Du sacré au profane

Du sacré au profane, de Blaise-Alexandre Le Comte
Du sacré au profane, de Blaise-Alexandre Le Comte

Évoquer les parfums en cette période, qui annonce les célébrations de Noël et de l’Épiphanie, invite à se réapproprier le plus ancien d'entre eux, l'encens.

L'étymologie du terme parfum, qui décline du latin fumare, nous rappelle qu'aux origines les parfums se brûlent en offrandes aux Dieux, qu'ils soient égyptiens, grecs, babyloniens ou romains. Est-ce dès lors étonnant que le nom encens dérive, quant à lui, du latin incensum, qui se traduit littéralement en ce qui est brûlé. Certainement pas. La résine d'encens, qui se consume, est l'intercesseur privilégié entre les divinités et le monde vulgaire des hommes.

L'émergence du christianisme n'allait en rien affecter les millénaires de négoces, structuré autour de cette résine précieuse, originaire de l'actuel sultanat d'Oman, est extraite du Boswellia Sacra. Ce rôle d'intercesseur entre Dieu et les hommes, l’Église l'incarna symboliquement avec les offrandes des rois mages à l'enfant Jésus; l'or figure dans la Sainte Trinité le Père, la myrrhe le Saint Esprit et l'encens le Fils.

Le parfum ne se brûle plus, il se vaporise; à l'origine réservé aux Dieux, il devient un accessoire profane des élégances féminines et masculines. Et pourtant les odeurs si particulières, si entêtantes, d'églises aux murs imprégnés d'encens habitent encore nos mémoires olfactives.

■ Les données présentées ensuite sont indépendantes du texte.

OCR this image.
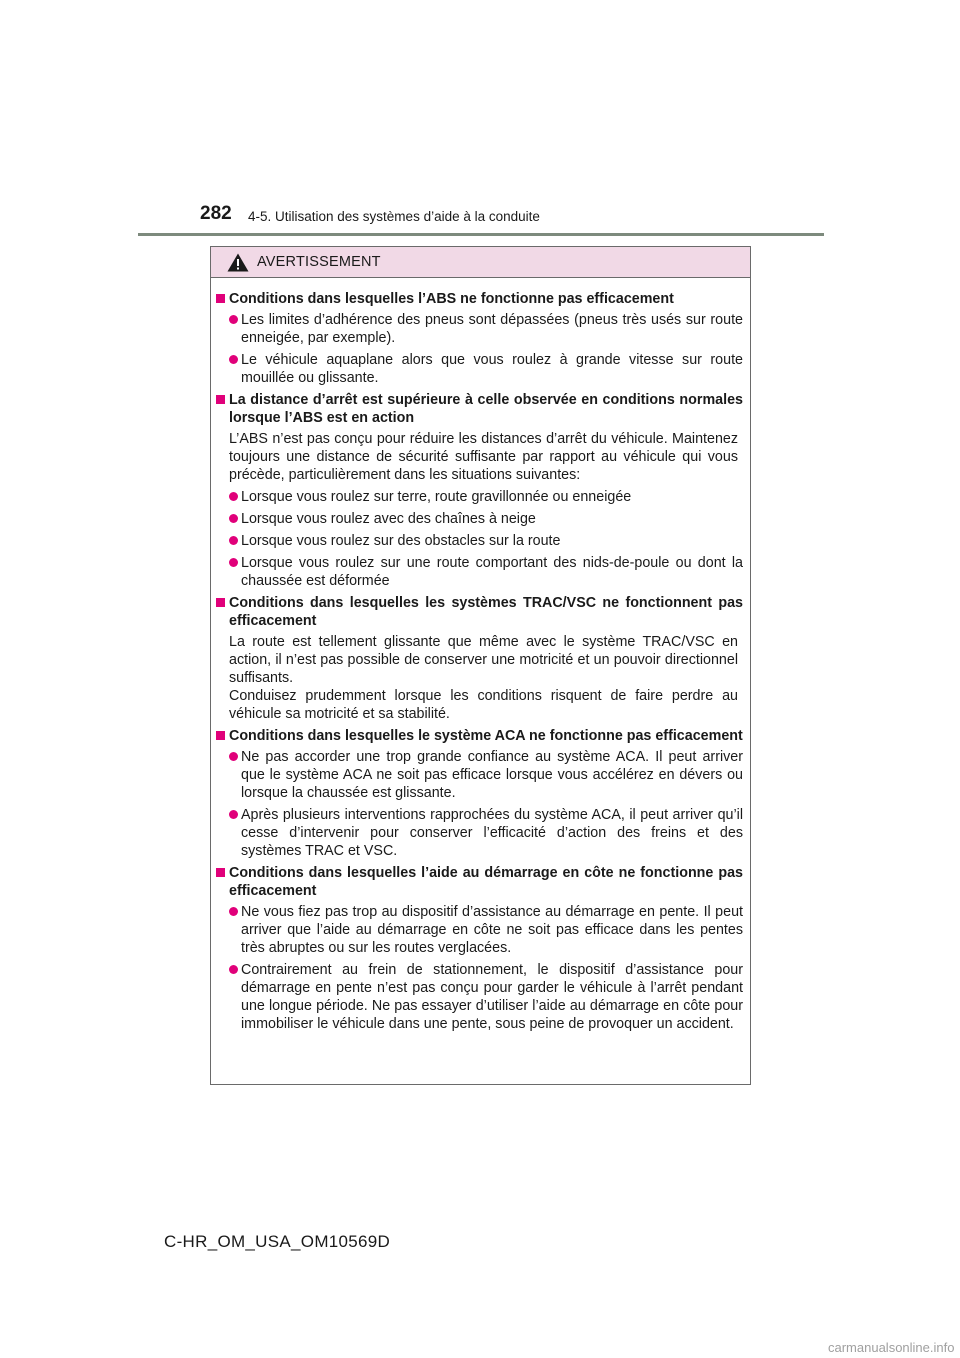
282 4-5. Utilisation des systèmes d’aide à la conduite
AVERTISSEMENT
Conditions dans lesquelles l’ABS ne fonctionne pas efficacement
Les limites d’adhérence des pneus sont dépassées (pneus très usés sur route enneigée, par exemple).
Le véhicule aquaplane alors que vous roulez à grande vitesse sur route mouillée ou glissante.
La distance d’arrêt est supérieure à celle observée en conditions normales lorsque l’ABS est en action
L’ABS n’est pas conçu pour réduire les distances d’arrêt du véhicule. Maintenez toujours une distance de sécurité suffisante par rapport au véhicule qui vous précède, particulièrement dans les situations suivantes:
Lorsque vous roulez sur terre, route gravillonnée ou enneigée
Lorsque vous roulez avec des chaînes à neige
Lorsque vous roulez sur des obstacles sur la route
Lorsque vous roulez sur une route comportant des nids-de-poule ou dont la chaussée est déformée
Conditions dans lesquelles les systèmes TRAC/VSC ne fonctionnent pas efficacement
La route est tellement glissante que même avec le système TRAC/VSC en action, il n’est pas possible de conserver une motricité et un pouvoir directionnel suffisants.
Conduisez prudemment lorsque les conditions risquent de faire perdre au véhicule sa motricité et sa stabilité.
Conditions dans lesquelles le système ACA ne fonctionne pas efficacement
Ne pas accorder une trop grande confiance au système ACA. Il peut arriver que le système ACA ne soit pas efficace lorsque vous accélérez en dévers ou lorsque la chaussée est glissante.
Après plusieurs interventions rapprochées du système ACA, il peut arriver qu’il cesse d’intervenir pour conserver l’efficacité d’action des freins et des systèmes TRAC et VSC.
Conditions dans lesquelles l’aide au démarrage en côte ne fonctionne pas efficacement
Ne vous fiez pas trop au dispositif d’assistance au démarrage en pente. Il peut arriver que l’aide au démarrage en côte ne soit pas efficace dans les pentes très abruptes ou sur les routes verglacées.
Contrairement au frein de stationnement, le dispositif d’assistance pour démarrage en pente n’est pas conçu pour garder le véhicule à l’arrêt pendant une longue période. Ne pas essayer d’utiliser l’aide au démarrage en côte pour immobiliser le véhicule dans une pente, sous peine de provoquer un accident.
C-HR_OM_USA_OM10569D
carmanualsonline.info
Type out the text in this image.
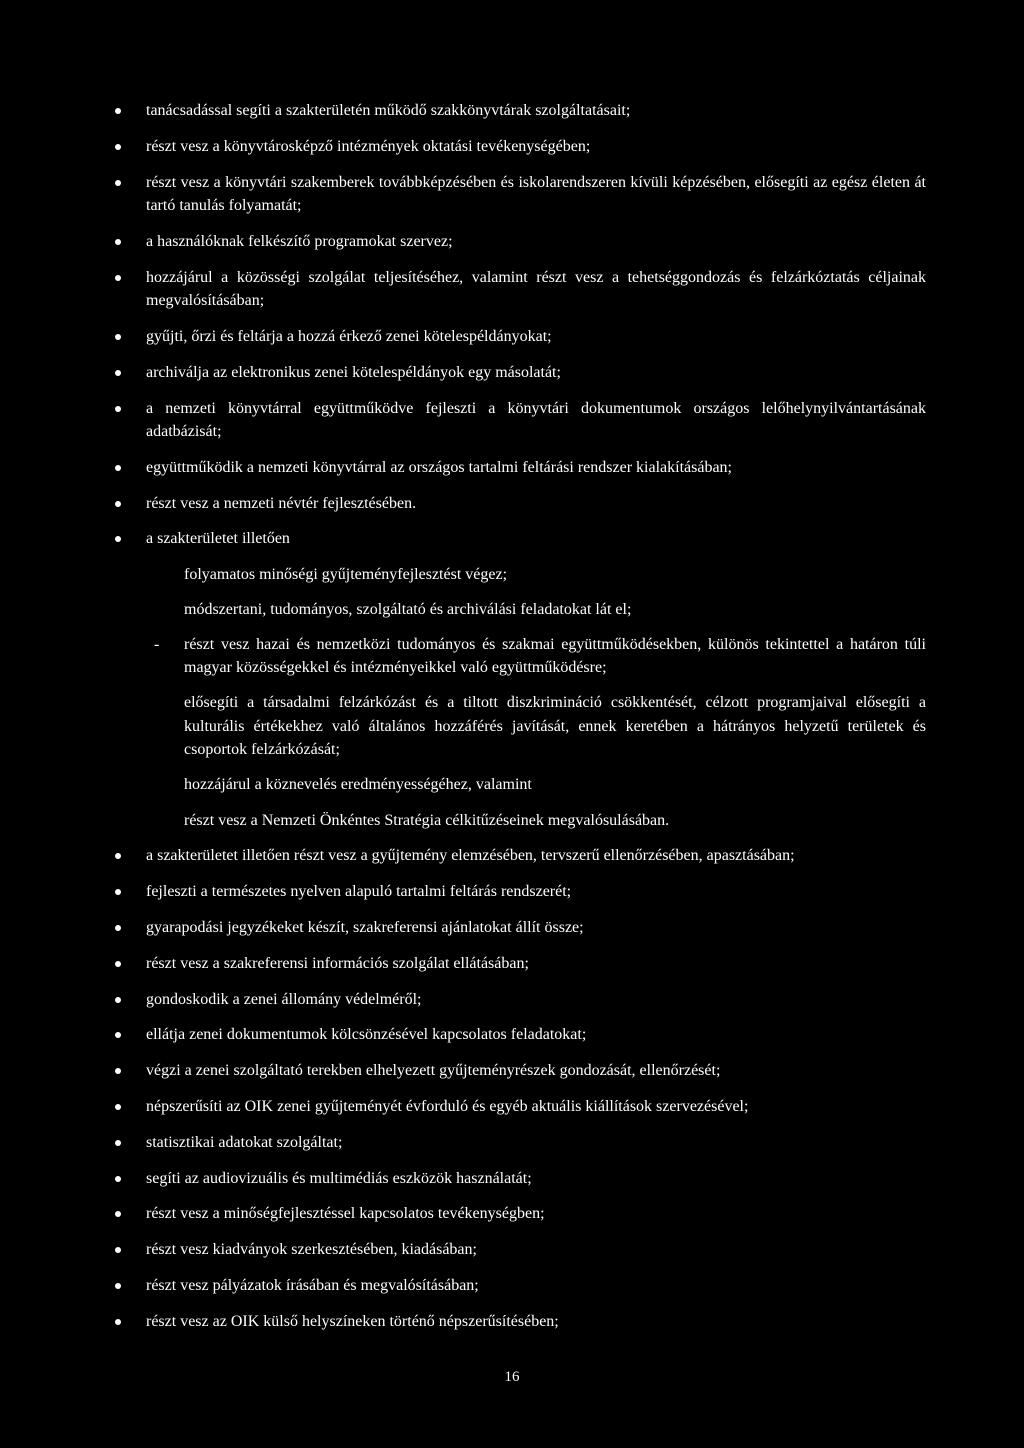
tanácsadással segíti a szakterületén működő szakkönyvtárak szolgáltatásait;
részt vesz a könyvtárosképző intézmények oktatási tevékenységében;
részt vesz a könyvtári szakemberek továbbképzésében és iskolarendszeren kívüli képzésében, elősegíti az egész életen át tartó tanulás folyamatát;
a használóknak felkészítő programokat szervez;
hozzájárul a közösségi szolgálat teljesítéséhez, valamint részt vesz a tehetséggondozás és felzárkóztatás céljainak megvalósításában;
gyűjti, őrzi és feltárja a hozzá érkező zenei kötelespéldányokat;
archiválja az elektronikus zenei kötelespéldányok egy másolatát;
a nemzeti könyvtárral együttműködve fejleszti a könyvtári dokumentumok országos lelőhelynyilvántartásának adatbázisát;
együttműködik a nemzeti könyvtárral az országos tartalmi feltárási rendszer kialakításában;
részt vesz a nemzeti névtér fejlesztésében.
a szakterületet illetően
folyamatos minőségi gyűjteményfejlesztést végez;
módszertani, tudományos, szolgáltató és archiválási feladatokat lát el;
- részt vesz hazai és nemzetközi tudományos és szakmai együttműködésekben, különös tekintettel a határon túli magyar közösségekkel és intézményeikkel való együttműködésre;
elősegíti a társadalmi felzárkózást és a tiltott diszkrimináció csökkentését, célzott programjaival elősegíti a kulturális értékekhez való általános hozzáférés javítását, ennek keretében a hátrányos helyzetű területek és csoportok felzárkózását;
hozzájárul a köznevelés eredményességéhez, valamint
részt vesz a Nemzeti Önkéntes Stratégia célkitűzéseinek megvalósulásában.
a szakterületet illetően részt vesz a gyűjtemény elemzésében, tervszerű ellenőrzésében, apasztásában;
fejleszti a természetes nyelven alapuló tartalmi feltárás rendszerét;
gyarapodási jegyzékeket készít, szakreferensi ajánlatokat állít össze;
részt vesz a szakreferensi információs szolgálat ellátásában;
gondoskodik a zenei állomány védelméről;
ellátja zenei dokumentumok kölcsönzésével kapcsolatos feladatokat;
végzi a zenei szolgáltató terekben elhelyezett gyűjteményrészek gondozását, ellenőrzését;
népszerűsíti az OIK zenei gyűjteményét évforduló és egyéb aktuális kiállítások szervezésével;
statisztikai adatokat szolgáltat;
segíti az audiovizuális és multimédiás eszközök használatát;
részt vesz a minőségfejlesztéssel kapcsolatos tevékenységben;
részt vesz kiadványok szerkesztésében, kiadásában;
részt vesz pályázatok írásában és megvalósításában;
részt vesz az OIK külső helyszíneken történő népszerűsítésében;
16
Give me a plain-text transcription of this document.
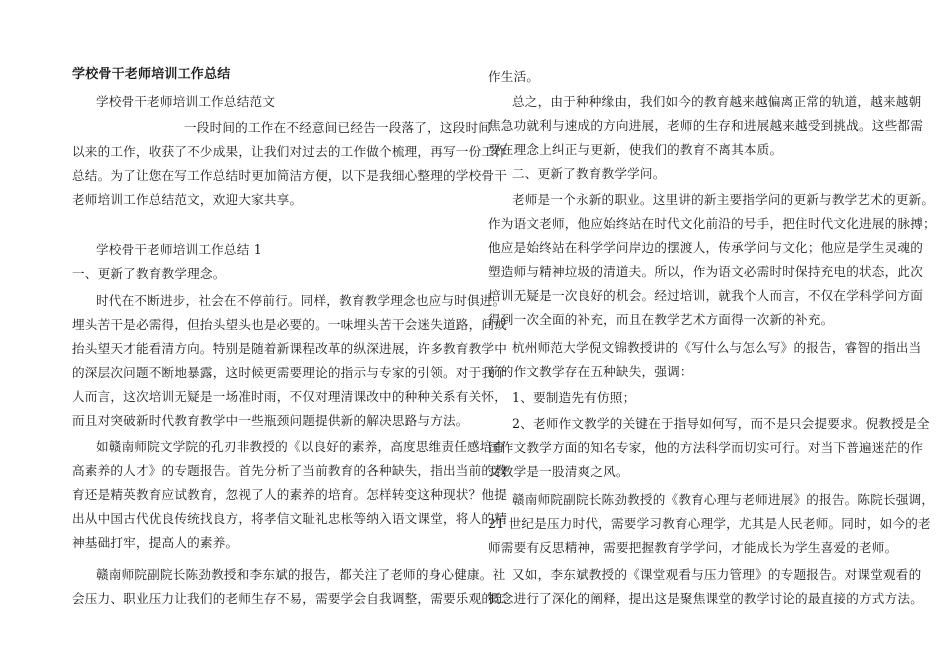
学校骨干老师培训工作总结
学校骨干老师培训工作总结范文
一段时间的工作在不经意间已经告一段落了，这段时间
以来的工作，收获了不少成果，让我们对过去的工作做个梳理，再写一份工作
总结。为了让您在写工作总结时更加简洁方便，以下是我细心整理的学校骨干
老师培训工作总结范文，欢迎大家共享。
学校骨干老师培训工作总结 1
一、更新了教育教学理念。
时代在不断进步，社会在不停前行。同样，教育教学理念也应与时俱进。
埋头苦干是必需得，但抬头望头也是必要的。一味埋头苦干会迷失道路，间或
抬头望天才能看清方向。特别是随着新课程改革的纵深进展，许多教育教学中
的深层次问题不断地暴露，这时候更需要理论的指示与专家的引领。对于我个
人而言，这次培训无疑是一场准时雨，不仅对理清课改中的种种关系有关怀，
而且对突破新时代教育教学中一些瓶颈问题提供新的解决思路与方法。
如赣南师院文学院的孔刃非教授的《以良好的素养，高度思维责任感培育
高素养的人才》的专题报告。首先分析了当前教育的各种缺失，指出当前的教
育还是精英教育应试教育，忽视了人的素养的培育。怎样转变这种现状？他提
出从中国古代优良传统找良方，将孝信文耻礼忠枨等纳入语文课堂，将人的精
神基础打牢，提高人的素养。
赣南师院副院长陈劲教授和李东斌的报告，都关注了老师的身心健康。社
会压力、职业压力让我们的老师生存不易，需要学会自我调整，需要乐观的工
作生活。
总之，由于种种缘由，我们如今的教育越来越偏离正常的轨道，越来越朝
焦急功就利与速成的方向进展，老师的生存和进展越来越受到挑战。这些都需
要在理念上纠正与更新，使我们的教育不离其本质。
二、更新了教育教学学问。
老师是一个永新的职业。这里讲的新主要指学问的更新与教学艺术的更新。
作为语文老师，他应始终站在时代文化前沿的号手，把住时代文化进展的脉搏；
他应是始终站在科学学问岸边的摆渡人，传承学问与文化；他应是学生灵魂的
塑造师与精神垃圾的清道夫。所以，作为语文必需时时保持充电的状态，此次
培训无疑是一次良好的机会。经过培训，就我个人而言，不仅在学科学问方面
得到一次全面的补充，而且在教学艺术方面得一次新的补充。
杭州师范大学倪文锦教授讲的《写什么与怎么写》的报告，睿智的指出当
前的作文教学存在五种缺失，强调：
1、要制造先有仿照；
2、老师作文教学的关键在于指导如何写，而不是只会提要求。倪教授是全
国作文教学方面的知名专家，他的方法科学而切实可行。对当下普遍迷茫的作
文教学是一股清爽之风。
赣南师院副院长陈劲教授的《教育心理与老师进展》的报告。陈院长强调，
21 世纪是压力时代，需要学习教育心理学，尤其是人民老师。同时，如今的老
师需要有反思精神，需要把握教育学学问，才能成长为学生喜爱的老师。
又如，李东斌教授的《课堂观看与压力管理》的专题报告。对课堂观看的
概念进行了深化的阐释，提出这是聚焦课堂的教学讨论的最直接的方式方法。
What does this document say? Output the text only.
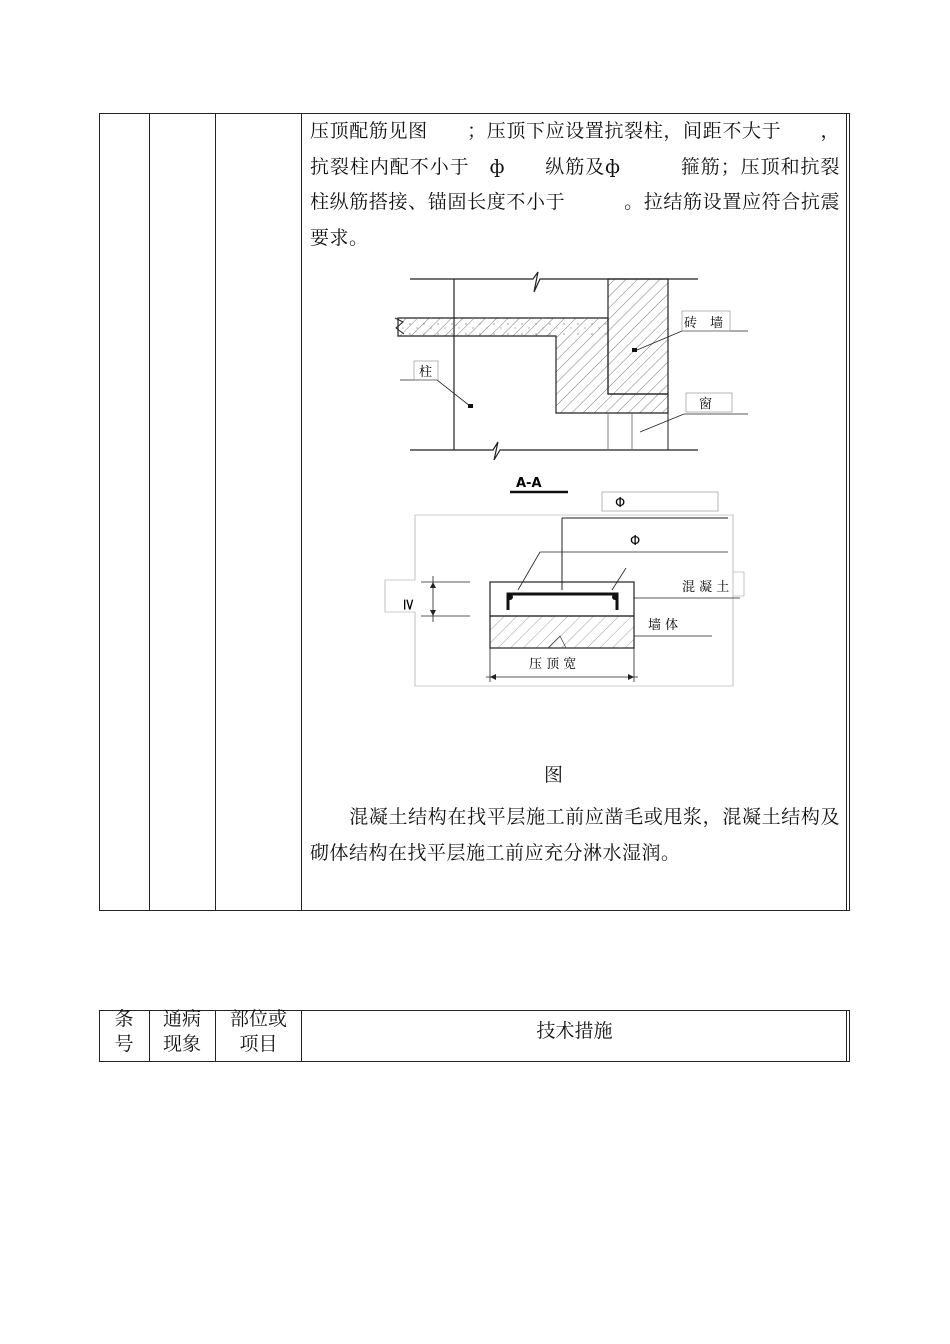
压顶配筋见图　　；压顶下应设置抗裂柱，间距不大于　　，抗裂柱内配不小于　ф　　纵筋及ф　　　箍筋；压顶和抗裂柱纵筋搭接、锚固长度不小于　　　。拉结筋设置应符合抗震要求。

砖　墙
柱
窗
A-A
Φ
Φ
混 凝 土
墙 体
≥
压 顶 宽
图

　　混凝土结构在找平层施工前应凿毛或甩浆，混凝土结构及砌体结构在找平层施工前应充分淋水湿润。

条
号
通病
现象
部位或
项目
技术措施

Etro, maison italienne, nous transporte dans des souvenirs d'enfance, où la veillée de Noël n'était qu'insouciance et gaieté. Messe de minuit s'ouvre sur un accord hespéridé, qui évoque ces oranges, qui, véritables cadeaux, garnissaient les tables; quelques notes à l'âcreté agréable esquissent les allumettes grattées pour enflammer le papier, qui, nécessairement, emballait les agrumes et qui, depuis trop longtemps, ne s'envole plus. Cette sensation olfactive est fugace. En un instant, l'encens puissant domine et s'impose. L'enfant, qui il y a peu jouait, est agenouillé, curieux et étourdi, dans une église assourdie par les orgues. Un accord linéaire et entêtant d'encens, de labdanum et de patchouli recrée cette atmosphère bienheureuse et solennelle d'une messe de minuit.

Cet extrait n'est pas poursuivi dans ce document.